I have been on a quest for the best chocolate chip cookie recipe ever since my not-so-successful attempt at them a couple of weeks back. During my online searches, I came across the recipe from Cooks Illustrated magazine since so, so many commenters on blogs and other recipes have said that this was the best EVER. So I was convinced to try it out.

While the recipe calls for the same ingredients as 99.5% of other recipes do, they changed two big things in the whole cookie making process. First, the butter is melted until it turns dark golden brown. And, I must say, this is absolutely genius. Brown butter is AMAZEBALLS. I am not kidding. Butter is awesome to begin with, right? But, melting it and cooking it past its melting point just unleashes a nutty, caramell-y, toffee-ish aroma (and taste, too, I presume) that is just… heavenly. I didn’t think I could love butter even more than I already do.

Anyway,  the other additional step in the recipe is that the butter & sugar mixture is made to sit for about 10 minutes total during the mixing process. They say that this makes the flavors time to meld together. I guess that makes sense. So, I did all that and ended up with this:

Brookies

So how did an cookie recipe yield brownies? Or, as my sister has baptized them, “brookies”? Well, this is what happens when the chocolate chips you mix in melts into the batter. The batter was still too hot (I really didn’t notice, even if I mixed the flour in by hand) and the chips melted almost on contact. I was actually screaming my head off while this was happening, as in “The chocolate is meltiiiiiiiiiiiiiing! Nooooooooooooooooo!”. I was so disappointed, I actually felt like crying. I was torn between throwing the batter out or to still try and salvage something out of it.

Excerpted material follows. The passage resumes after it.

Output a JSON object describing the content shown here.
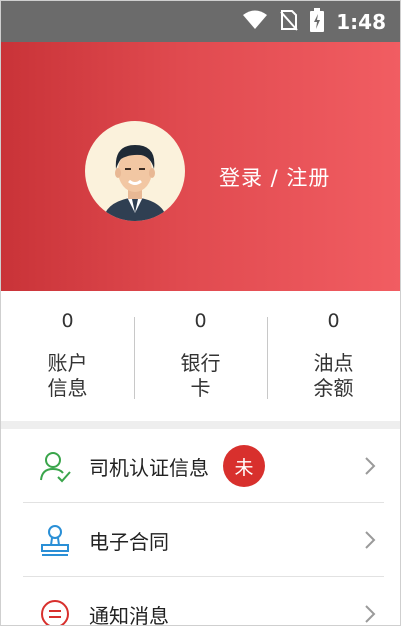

I couldn’t bear the thought of all that French butter (yes, my Paris trip has turned me into a butter snob), chocolate and walnuts going to waste, so I dumped everything into a brownie pan and prayed that the end result would be edible, at least.

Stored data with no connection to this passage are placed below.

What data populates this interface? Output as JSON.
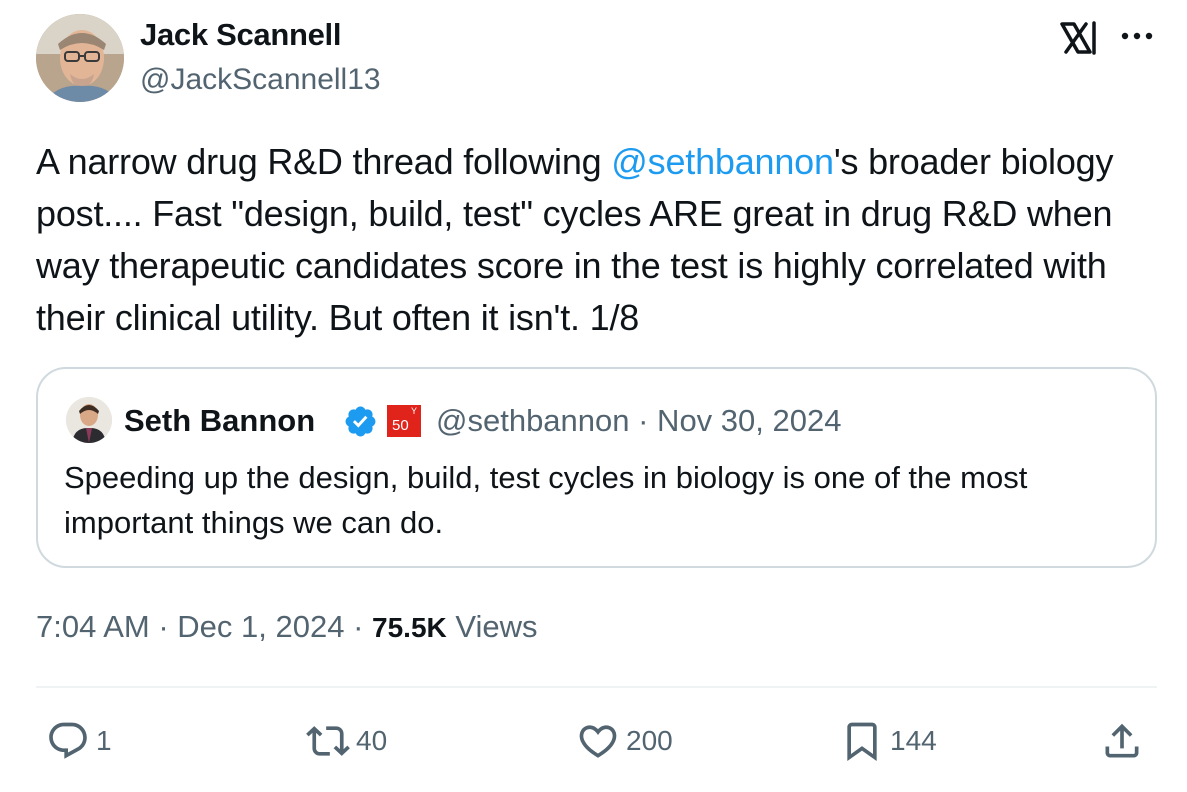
{
  "author": {
    "name": "Jack Scannell",
    "handle": "@JackScannell13"
  },
  "tweet": {
    "text_before": "A narrow drug R&D thread following ",
    "mention": "@sethbannon",
    "text_after": "'s broader biology post.... Fast \"design, build, test\" cycles ARE great in drug R&D when way therapeutic candidates score in the test is highly correlated with their clinical utility.  But often it isn't. 1/8"
  },
  "quote": {
    "name": "Seth Bannon",
    "badge_number": "50",
    "badge_letter": "Y",
    "meta": "@sethbannon · Nov 30, 2024",
    "text": "Speeding up the design, build, test cycles in biology is one of the most important things we can do."
  },
  "meta": {
    "time_date": "7:04 AM · Dec 1, 2024 · ",
    "views_count": "75.5K",
    "views_label": " Views"
  },
  "actions": {
    "replies": "1",
    "retweets": "40",
    "likes": "200",
    "bookmarks": "144"
  },
  "colors": {
    "link": "#1d9bf0",
    "secondary_text": "#536471",
    "border": "#cfd9de",
    "verified": "#1d9bf0",
    "badge": "#e0231b"
  },
  "icons": [
    "x-logo-icon",
    "more-icon",
    "verified-icon",
    "reply-icon",
    "retweet-icon",
    "like-icon",
    "bookmark-icon",
    "share-icon"
  ]
}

And it was. More than edible, it was delicious. They were crisp and toasted at the edges and moist and chewy at the center. They were really good. And not just in a oh-they’re-not-bad-for-something-that-should’ve-been-a-cookie sense. As in they were legitimately yummy. Ask my family, who ate them a la mode for dessert.

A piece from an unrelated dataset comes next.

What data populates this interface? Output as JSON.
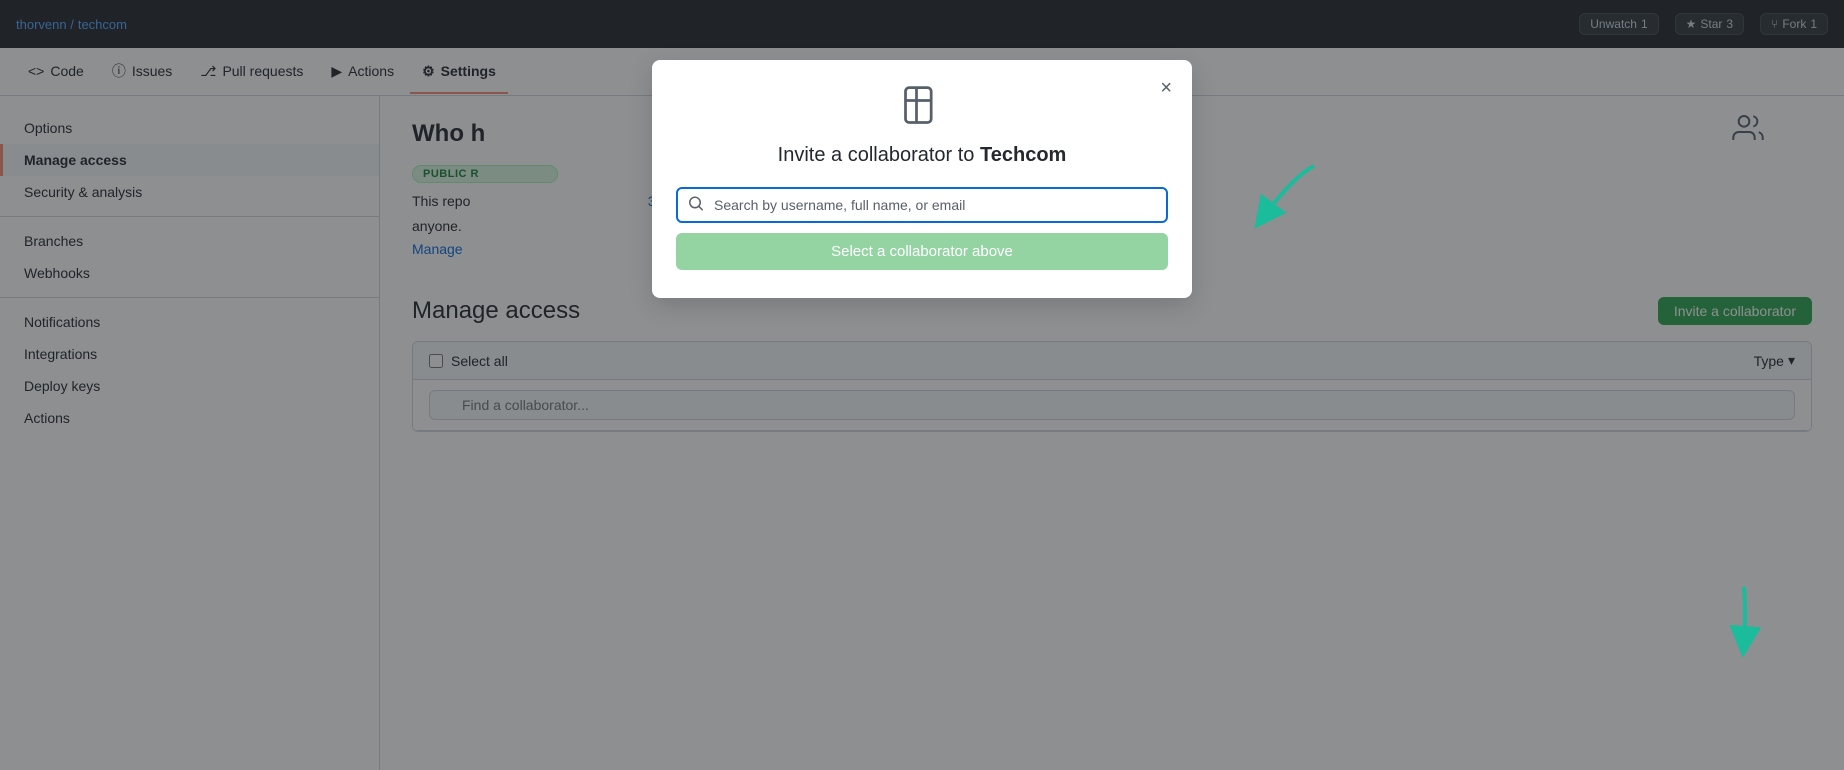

Despite the disaster-turned-success of the brookies, I still wanted to get that recipe right. So, even after baking the brookies and cooking dinner (more on that soon), I gave it another go. This time, I was careful to make sure that the butter cooled down enough before I added anything. I actually submerged my bowl in cold water, to cool it down before I added anything in. I tested the batter with my own fingertips to make sure it was cool. I added in the chocolate chips with bated breath and they did not melt. BUT.

BUT.

The batter was too liquid, too fluid to be a cookie batter. It was also a little mealy from the sugar. I mixed and mixed, and even put the dough in the fridge to chill it. The dough held its shape, it was still too soft and thin for me and I could still feel the sugar in the batter. For the life of me, I didn’t understand what I did wrong, since I cooled the butter down completely this time. But again, I refused to throw the batter out so I scooped the dough to the sheet and baked them anyway. And this is what I ended up with:

Pancake Cookie

what my brother called “Pancake Cookie”, for obvious reasons. I was right, the dough was too thin and runny, so the five cookies I pre scooped out all melted into one another. Again, I felt like crying and considered throwing everything out gain. But I tasted the Pancake Cookie and it was delicious. Moist (even if it was that thin!) in the middle and wonderfully burnt crispy on the sides. There was hope.

And that hope came in the form of flour. I put in another half cup of flour in the batter and it really helped. The batter firmed up quickly and smoothened, too. It was no longer mealy. Encouraged by this, I scooped out a batch. They still thinned out rather quickly in the oven, but each cookie was still an individual cookie (although some cookies’ edges did touch). This batch didn’t turn out to be Pancake Cookie #2. Hallelujah.

So I decided to chill the batter for much longer this time. I chilled them up to the point where the batter was almost like ice cream that’s been in the freezer for a couple of days. They were smooth, they held their shape, and I could actually form them into the balls I saw in the blog posts. The batter was perfect.

And the cookies?

Chocolate Chip Cookies

Aaaaaaaaaaah. They were a little crisp on the edges but perfectly moist and chewy in the middle. And apart from just the texture, the cookie itself, the actual bread of the cookie was wonderful. There were hints of caramel and toffee (thank you, brown butter! I love you!) that just gave it that much more depth, that much more flavor.  And when you combine it with a gooey semi-sweet chocolate or the salty bite of toasted walnuts? Nomnomnomnomnom.

Chocolate Chip Cookies

So the Cooks Illustrated recipe is definitely in the running for best chocolate chip recipe ever. It’s definitely resulted in the best cookie of the three recipes I’ve tried this month. And also in the most stressful (non-work related) day I’ve had in a month.